国境警備隊と警察はある。しかし、両方あわせても1万人にみたない。戦車も軍艦も、戦闘機だって持っていない。自動小銃と迫撃砲しかない。
 でも、まず軍事予算の支出がないため、教育と福祉が充実している。教育費も医療費もタダ。
 こんな問いかけを受けたとき、あなたはどちらを選択しますか?
 兵士になりたいのか、いい教育を受けたいのか。兵隊になって上官から怒鳴られ人殺しをやらされるのを選ぶのか、人生で自分のモチベーション(動機)を見出すのか、どちらを選びますか...。
 いやあ、決まっていますよね。私は隣の韓国はすごいと日頃から思っていますが、一つだけ見習いたくないのは、韓国には徴兵制があるということです。有名な歌手の若者たちも、いろいろ騒がれながら、とうとう軍隊に入りましたよね。日本ではそれがないのを本当に私は良かった、すばらしいことだと確信しています。だって、人殺しの訓練なんか受けたくないし、朝から晩までしごかれるなんてまっぴらごめんですよ。
 病気になっても、コスタリカでは、薬も治療も、さらに手術代までも医療費は無料です。これだと安心して病院にかかれますよね。日本では、いくらか身体の具合が悪くても我慢している人が信じられないほど多い人です。医療費が高いからです。
 もっとも良い防衛手段は、何も防衛手段を持たないこと。本当にそのとおりです。
「抑止力」を持つといって、相手国が手を出したくないほどの軍備を持っていたら戦争が起きないっていう考えは明らかに間違いです。中国の軍事力を上回る軍事力を日本がもつなんて不可能ですし、もし本気で軍事力を増強したら国の経済は破綻し、国民生活は成り立たなくなってしまいます。

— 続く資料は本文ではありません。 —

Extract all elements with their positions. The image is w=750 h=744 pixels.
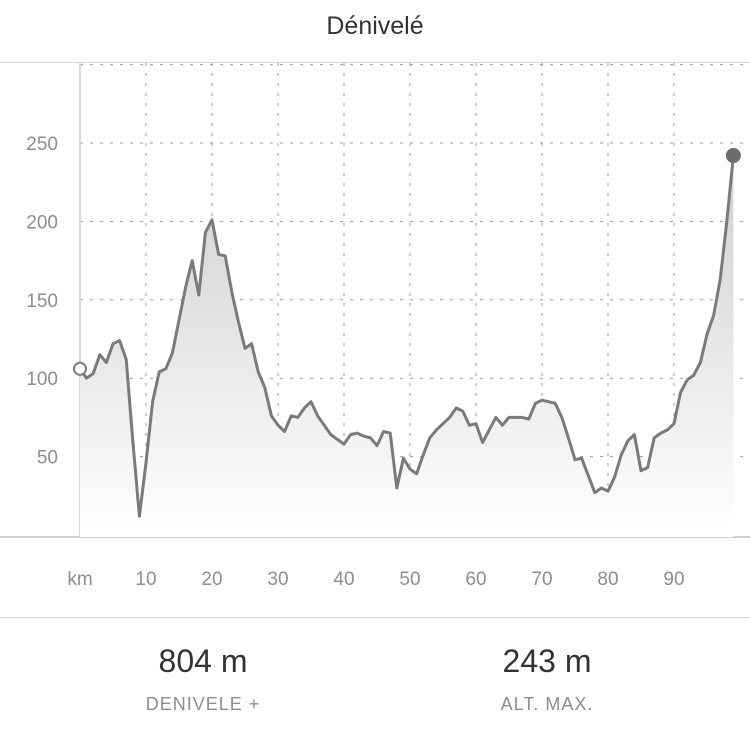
y-tick-label: 50 [37, 448, 58, 469]
page-title: Dénivelé [326, 12, 424, 40]
max-altitude-value: 243 m [502, 643, 592, 679]
y-tick-label: 100 [26, 369, 58, 390]
elevation-chart[interactable]: 50 100 150 200 250 km 10 20 30 40 50 60 70 80 90 [0, 0, 750, 617]
chart-markers [73, 148, 741, 376]
x-tick-label: 80 [597, 569, 618, 590]
start-point-marker [73, 361, 87, 376]
x-tick-label: 10 [135, 569, 156, 590]
tick-labels: 50 100 150 200 250 km 10 20 30 40 50 60 70 80 90 [26, 134, 684, 590]
x-axis-unit-label: km [67, 569, 92, 590]
y-tick-label: 200 [26, 212, 58, 233]
elevation-gain-label: DENIVELE + [145, 694, 261, 714]
x-tick-label: 40 [333, 569, 354, 590]
end-point-marker [725, 148, 741, 164]
elevation-line [78, 154, 735, 518]
y-tick-label: 150 [26, 291, 58, 312]
elevation-gain-stat: 804 m DENIVELE + [53, 643, 353, 715]
elevation-gain-value: 804 m [158, 643, 248, 679]
y-tick-label: 250 [26, 134, 58, 155]
max-altitude-stat: 243 m ALT. MAX. [397, 643, 697, 715]
max-altitude-label: ALT. MAX. [500, 694, 594, 714]
x-tick-label: 50 [399, 569, 420, 590]
elevation-area [80, 155, 734, 537]
header-divider [0, 62, 750, 63]
x-tick-label: 30 [267, 569, 288, 590]
x-tick-label: 60 [465, 569, 486, 590]
stats-divider [0, 617, 750, 618]
x-tick-label: 20 [201, 569, 222, 590]
header: Dénivelé [0, 0, 750, 62]
x-tick-label: 90 [663, 569, 684, 590]
x-tick-label: 70 [531, 569, 552, 590]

コスタリカの教科書には、政治家を信じるな、政府に批判的な目を持てと書かれている。
日本では、政府にモノ言わない、従順な生徒づくりがますます強まっていますよね。
自民党の政治家のあの無恥、厚顔ぶりを毎日のように見せつけられたら、政治家は信じられないと子どもたちは思うでしょう。でも、その次の行動が違います。

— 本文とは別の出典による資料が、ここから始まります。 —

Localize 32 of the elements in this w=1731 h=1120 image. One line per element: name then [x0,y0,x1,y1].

コスタリカでは子どもたちも選挙に積極的に関わります。選挙運動もするし、模擬投票もして、選挙はいつだって身近なものであり、大切なものだと実感しています。
ところが、日本では、「あなたまかせ」、投票所に足を運ぶことの大切さをまったく理解していません。残念です。
コスタリカでは国会議員は連続再選できない。選挙のたびに国会の構成が変わるのです。そして、完全比例代表制。いやあ、これはぜひ日本でも取り入れてほしいものです。日本では連続どころか、二世、三世の議員の議員だって珍しくないのです。おかしいと思います。政治家を職業とし、父子相伝にするなんて、私は間違っていると考えています。

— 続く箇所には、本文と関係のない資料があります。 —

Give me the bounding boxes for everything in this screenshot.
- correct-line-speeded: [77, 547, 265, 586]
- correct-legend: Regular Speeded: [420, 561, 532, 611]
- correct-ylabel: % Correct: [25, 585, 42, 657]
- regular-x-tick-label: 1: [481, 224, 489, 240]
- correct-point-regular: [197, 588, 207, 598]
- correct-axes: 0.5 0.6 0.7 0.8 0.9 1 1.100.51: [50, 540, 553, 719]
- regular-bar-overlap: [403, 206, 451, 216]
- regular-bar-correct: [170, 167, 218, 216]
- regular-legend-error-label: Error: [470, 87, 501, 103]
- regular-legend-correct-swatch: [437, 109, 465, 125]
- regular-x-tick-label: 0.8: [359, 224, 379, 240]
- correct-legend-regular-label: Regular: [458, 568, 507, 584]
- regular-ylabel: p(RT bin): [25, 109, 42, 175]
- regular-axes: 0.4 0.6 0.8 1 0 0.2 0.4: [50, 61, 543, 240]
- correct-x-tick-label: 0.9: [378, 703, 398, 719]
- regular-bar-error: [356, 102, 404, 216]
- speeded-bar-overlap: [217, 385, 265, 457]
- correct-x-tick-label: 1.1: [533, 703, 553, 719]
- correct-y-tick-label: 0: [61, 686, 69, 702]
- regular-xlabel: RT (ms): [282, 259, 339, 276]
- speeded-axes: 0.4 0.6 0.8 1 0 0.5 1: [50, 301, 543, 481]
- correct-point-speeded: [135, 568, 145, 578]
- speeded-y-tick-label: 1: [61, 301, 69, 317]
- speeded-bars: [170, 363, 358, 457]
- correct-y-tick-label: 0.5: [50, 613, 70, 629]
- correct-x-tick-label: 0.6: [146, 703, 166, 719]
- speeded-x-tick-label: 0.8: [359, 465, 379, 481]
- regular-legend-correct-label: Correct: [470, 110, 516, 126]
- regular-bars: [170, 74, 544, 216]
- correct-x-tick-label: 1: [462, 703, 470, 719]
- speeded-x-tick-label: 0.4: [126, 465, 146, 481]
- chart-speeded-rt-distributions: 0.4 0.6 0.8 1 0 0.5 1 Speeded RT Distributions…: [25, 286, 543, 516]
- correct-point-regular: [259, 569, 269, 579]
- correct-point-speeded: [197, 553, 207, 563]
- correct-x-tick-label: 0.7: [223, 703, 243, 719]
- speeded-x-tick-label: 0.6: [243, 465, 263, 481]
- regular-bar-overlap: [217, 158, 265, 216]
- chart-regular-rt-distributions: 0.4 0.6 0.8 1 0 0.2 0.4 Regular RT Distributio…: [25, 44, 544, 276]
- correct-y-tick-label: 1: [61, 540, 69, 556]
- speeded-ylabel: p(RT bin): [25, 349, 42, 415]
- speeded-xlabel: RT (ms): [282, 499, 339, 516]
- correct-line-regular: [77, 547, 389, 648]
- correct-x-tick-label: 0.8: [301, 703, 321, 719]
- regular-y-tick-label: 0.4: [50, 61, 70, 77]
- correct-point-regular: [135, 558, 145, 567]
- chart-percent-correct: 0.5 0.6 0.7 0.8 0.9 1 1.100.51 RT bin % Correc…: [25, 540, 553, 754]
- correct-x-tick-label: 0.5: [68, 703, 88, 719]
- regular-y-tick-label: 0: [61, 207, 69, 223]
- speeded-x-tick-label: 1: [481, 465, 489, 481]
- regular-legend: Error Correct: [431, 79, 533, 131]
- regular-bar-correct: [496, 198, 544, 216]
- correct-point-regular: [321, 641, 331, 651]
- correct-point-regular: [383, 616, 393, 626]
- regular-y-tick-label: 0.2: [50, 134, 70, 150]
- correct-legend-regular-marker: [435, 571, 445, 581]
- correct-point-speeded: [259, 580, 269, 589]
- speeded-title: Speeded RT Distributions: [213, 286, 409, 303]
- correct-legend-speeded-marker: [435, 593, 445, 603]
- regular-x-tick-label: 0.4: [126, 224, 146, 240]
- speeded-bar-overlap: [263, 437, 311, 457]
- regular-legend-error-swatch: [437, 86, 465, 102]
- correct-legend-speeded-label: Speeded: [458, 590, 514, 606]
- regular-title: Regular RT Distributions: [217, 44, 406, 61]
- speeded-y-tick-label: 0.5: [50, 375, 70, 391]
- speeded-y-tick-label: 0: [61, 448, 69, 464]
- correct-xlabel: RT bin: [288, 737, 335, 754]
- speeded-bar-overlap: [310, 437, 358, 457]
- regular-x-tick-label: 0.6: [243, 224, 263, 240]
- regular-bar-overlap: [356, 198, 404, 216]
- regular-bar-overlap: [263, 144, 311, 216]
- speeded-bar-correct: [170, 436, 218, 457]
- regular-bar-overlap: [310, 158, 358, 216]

そして、コスタリカの国会議員は男女ほぼ平等です。というのも、名簿の順番は男女を交互にするように定められているのです。うらやましい限りです。
コスタリカのツアーに参加した日本人が、現地に行って、道路はでこぼこ、学校の校舎はみすぼらしい、ホームレスが町にいる...といって、がっかりするそうです。そうなんです。コスタリカは天国ではないのです。それでも、人々は親切で、優しく、生きています。難民だって受け入れているのです。
どうでしょうか、こんな小さい国でやれることが日本で出来ないってことはないのではないでしょうか。読んで元気の出てくる本です。ぜひ、あなたもご一読ください。